Hacinados sobre cubierta, el cuerpo carcomido por el salitre, los labios llagados. Algunos todavía tenían ánimo de barajar los naipes, de tirar los dados. Otros, deliraban con los pañuelos mojados en la cabeza, calcinados de horas con el sol a sotavento, con el sol a barlovento. Envueltos por el murmullo incesante del batir de las olas contra el casco. El corazón traspasado por el frío de la muerte. Agua que reflejaba el agua.  Con alucinaciones donde veíamos islotes, casas, empredrado, la plaza del pueblo, una romería.

Ya no podíamos. Cada vez costaba más encontrar a quien quisiera subir al palo mayor a desquiciarse los ojos para ver una señal. Un día, además de sirenas y delfines que acompasaban el ritmo de la nave, que nos acompañaban de a ratos y luego se perdían en la lejanía, vimos un batiburrillo de ramas con pétalos pegados, como una corona que nos daba el mar. El primero que la vio no dijo nada, pensando que era otra travesura de su delirio. Pero la vio otro, y otro más, y nos pegamos a la borda queriendo esperanzarnos. El grumete trepó a la cofa y se quedó allí cuatro días con sus noches, intentando ver.

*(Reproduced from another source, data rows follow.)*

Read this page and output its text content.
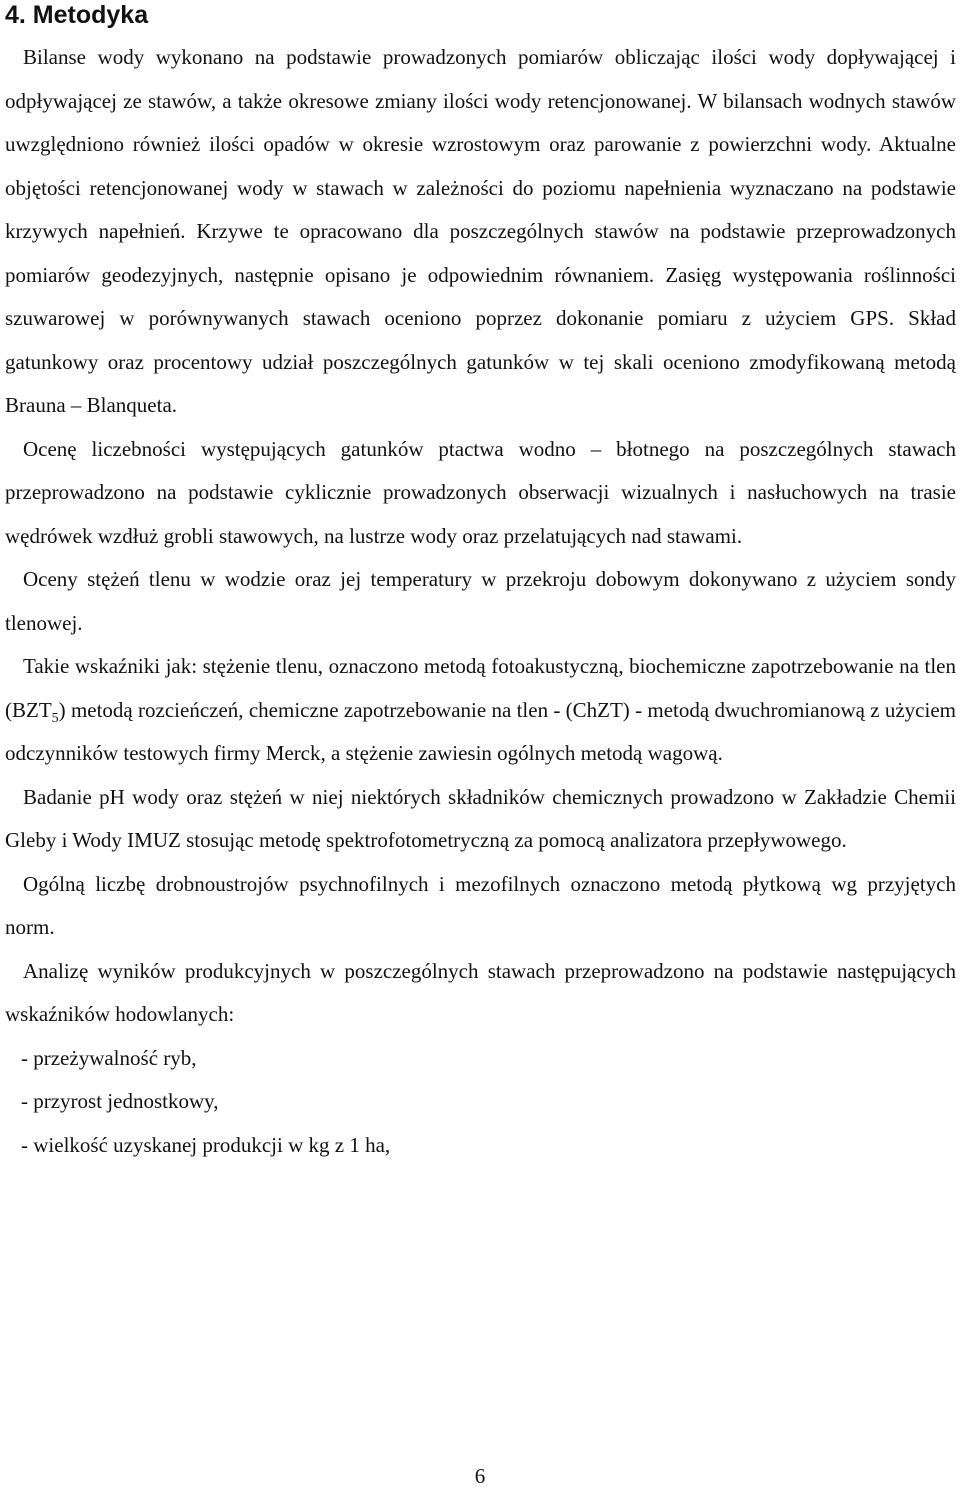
4. Metodyka

Bilanse wody wykonano na podstawie prowadzonych pomiarów obliczając ilości wody dopływającej i odpływającej ze stawów, a także okresowe zmiany ilości wody retencjonowanej. W bilansach wodnych stawów uwzględniono również ilości opadów w okresie wzrostowym oraz parowanie z powierzchni wody. Aktualne objętości retencjonowanej wody w stawach w zależności do poziomu napełnienia wyznaczano na podstawie krzywych napełnień. Krzywe te opracowano dla poszczególnych stawów na podstawie przeprowadzonych pomiarów geodezyjnych, następnie opisano je odpowiednim równaniem. Zasięg występowania roślinności szuwarowej w porównywanych stawach oceniono poprzez dokonanie pomiaru z użyciem GPS. Skład gatunkowy oraz procentowy udział poszczególnych gatunków w tej skali oceniono zmodyfikowaną metodą Brauna – Blanqueta.

Ocenę liczebności występujących gatunków ptactwa wodno – błotnego na poszczególnych stawach przeprowadzono na podstawie cyklicznie prowadzonych obserwacji wizualnych i nasłuchowych na trasie wędrówek wzdłuż grobli stawowych, na lustrze wody oraz przelatujących nad stawami.

Oceny stężeń tlenu w wodzie oraz jej temperatury w przekroju dobowym dokonywano z użyciem sondy tlenowej.

Takie wskaźniki jak: stężenie tlenu, oznaczono metodą fotoakustyczną, biochemiczne zapotrzebowanie na tlen $(BZT_5)$ metodą rozcieńczeń, chemiczne zapotrzebowanie na tlen - (ChZT) - metodą dwuchromianową z użyciem odczynników testowych firmy Merck, a stężenie zawiesin ogólnych metodą wagową.

Badanie pH wody oraz stężeń w niej niektórych składników chemicznych prowadzono w Zakładzie Chemii Gleby i Wody IMUZ stosując metodę spektrofotometryczną za pomocą analizatora przepływowego.

Ogólną liczbę drobnoustrojów psychnofilnych i mezofilnych oznaczono metodą płytkową wg przyjętych norm.

Analizę wyników produkcyjnych w poszczególnych stawach przeprowadzono na podstawie następujących wskaźników hodowlanych:

- przeżywalność ryb,
- przyrost jednostkowy,
- wielkość uzyskanej produkcji w kg z 1 ha,
6
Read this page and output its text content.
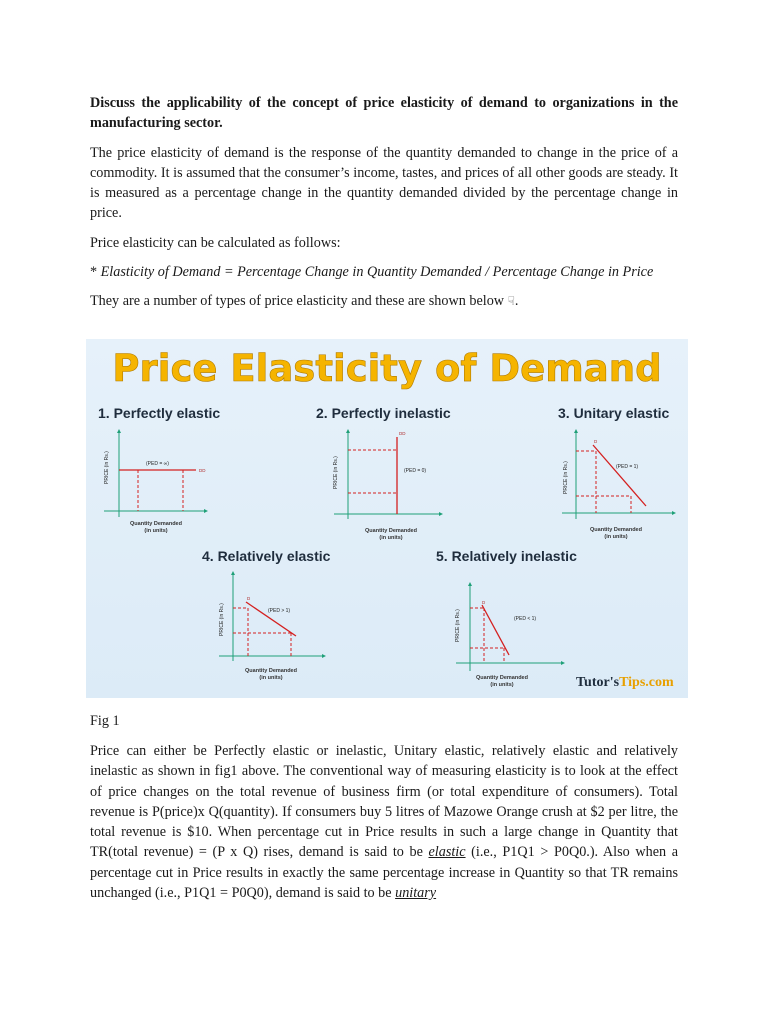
Discuss the applicability of the concept of price elasticity of demand to organizations in the manufacturing sector.

The price elasticity of demand is the response of the quantity demanded to change in the price of a commodity. It is assumed that the consumer’s income, tastes, and prices of all other goods are steady. It is measured as a percentage change in the quantity demanded divided by the percentage change in price.

Price elasticity can be calculated as follows:

* Elasticity of Demand = Percentage Change in Quantity Demanded / Percentage Change in Price

They are a number of types of price elasticity and these are shown below ☟.

Price Elasticity of Demand
1. Perfectly elastic
(PED = ∞)
DD
PRICE (in Rs.)
Quantity Demanded
(in units)
2. Perfectly inelastic
(PED = 0)
DD
PRICE (in Rs.)
Quantity Demanded
(in units)
3. Unitary elastic
(PED = 1)
D
PRICE (in Rs.)
Quantity Demanded
(in units)
4. Relatively elastic
(PED > 1)
D
PRICE (in Rs.)
Quantity Demanded
(in units)
5. Relatively inelastic
(PED < 1)
D
PRICE (in Rs.)
Quantity Demanded
(in units)	Tutor'sTips.com
Fig 1

Price can either be Perfectly elastic or inelastic, Unitary elastic, relatively elastic and relatively inelastic as shown in fig1 above. The conventional way of measuring elasticity is to look at the effect of price changes on the total revenue of business firm (or total expenditure of consumers). Total revenue is P(price)x Q(quantity). If consumers buy 5 litres of Mazowe Orange crush at $2 per litre, the total revenue is $10. When percentage cut in Price results in such a large change in Quantity that TR(total revenue) = (P x Q) rises, demand is said to be elastic (i.e., P1Q1 > P0Q0.). Also when a percentage cut in Price results in exactly the same percentage increase in Quantity so that TR remains unchanged (i.e., P1Q1 = P0Q0), demand is said to be unitary
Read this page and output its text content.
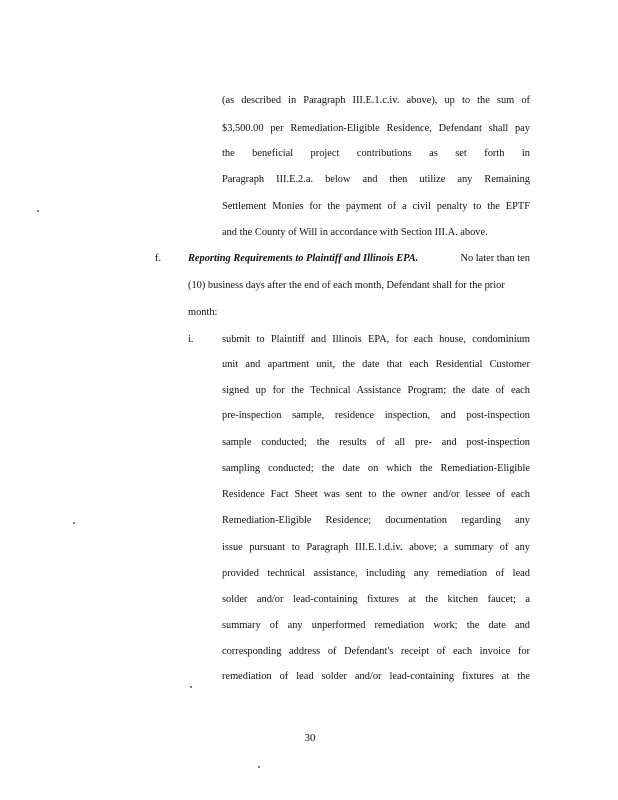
(as described in Paragraph III.E.1.c.iv. above), up to the sum of
$3,500.00 per Remediation-Eligible Residence, Defendant shall pay
the beneficial project contributions as set forth in
Paragraph III.E.2.a. below and then utilize any Remaining
Settlement Monies for the payment of a civil penalty to the EPTF
and the County of Will in accordance with Section III.A. above.
f.	Reporting Requirements to Plaintiff and Illinois EPA.	No later than ten
(10) business days after the end of each month, Defendant shall for the prior
month:
i.	submit to Plaintiff and Illinois EPA, for each house, condominium
unit and apartment unit, the date that each Residential Customer
signed up for the Technical Assistance Program; the date of each
pre-inspection sample, residence inspection, and post-inspection
sample conducted; the results of all pre- and post-inspection
sampling conducted; the date on which the Remediation-Eligible
Residence Fact Sheet was sent to the owner and/or lessee of each
Remediation-Eligible Residence; documentation regarding any
issue pursuant to Paragraph III.E.1.d.iv. above; a summary of any
provided technical assistance, including any remediation of lead
solder and/or lead-containing fixtures at the kitchen faucet; a
summary of any unperformed remediation work; the date and
corresponding address of Defendant's receipt of each invoice for
remediation of lead solder and/or lead-containing fixtures at the
30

Sólo nos pedía agua dulce. Fue el primero en discernir, entre tanto aire, ráfagas con otro olor, a flores, a maleza, a lluvia terrenal.

Una madrugada nos sorprendió dormitando sobre cubierta, empapados con el rocío con que nos bañaba la luz lunar. Fue cuando gritó.



[«Tierra», premiado por el programa La bañera de Ulises, de Radio 3 y Radio Exterior de España, 2003, e incluido en Por favor, sea breve 2. Antología de microrrelatos, edición de Clara Obligado, prólogo de Francisca Noguerol, Páginas de Espuma, 2009, pp. 33-34].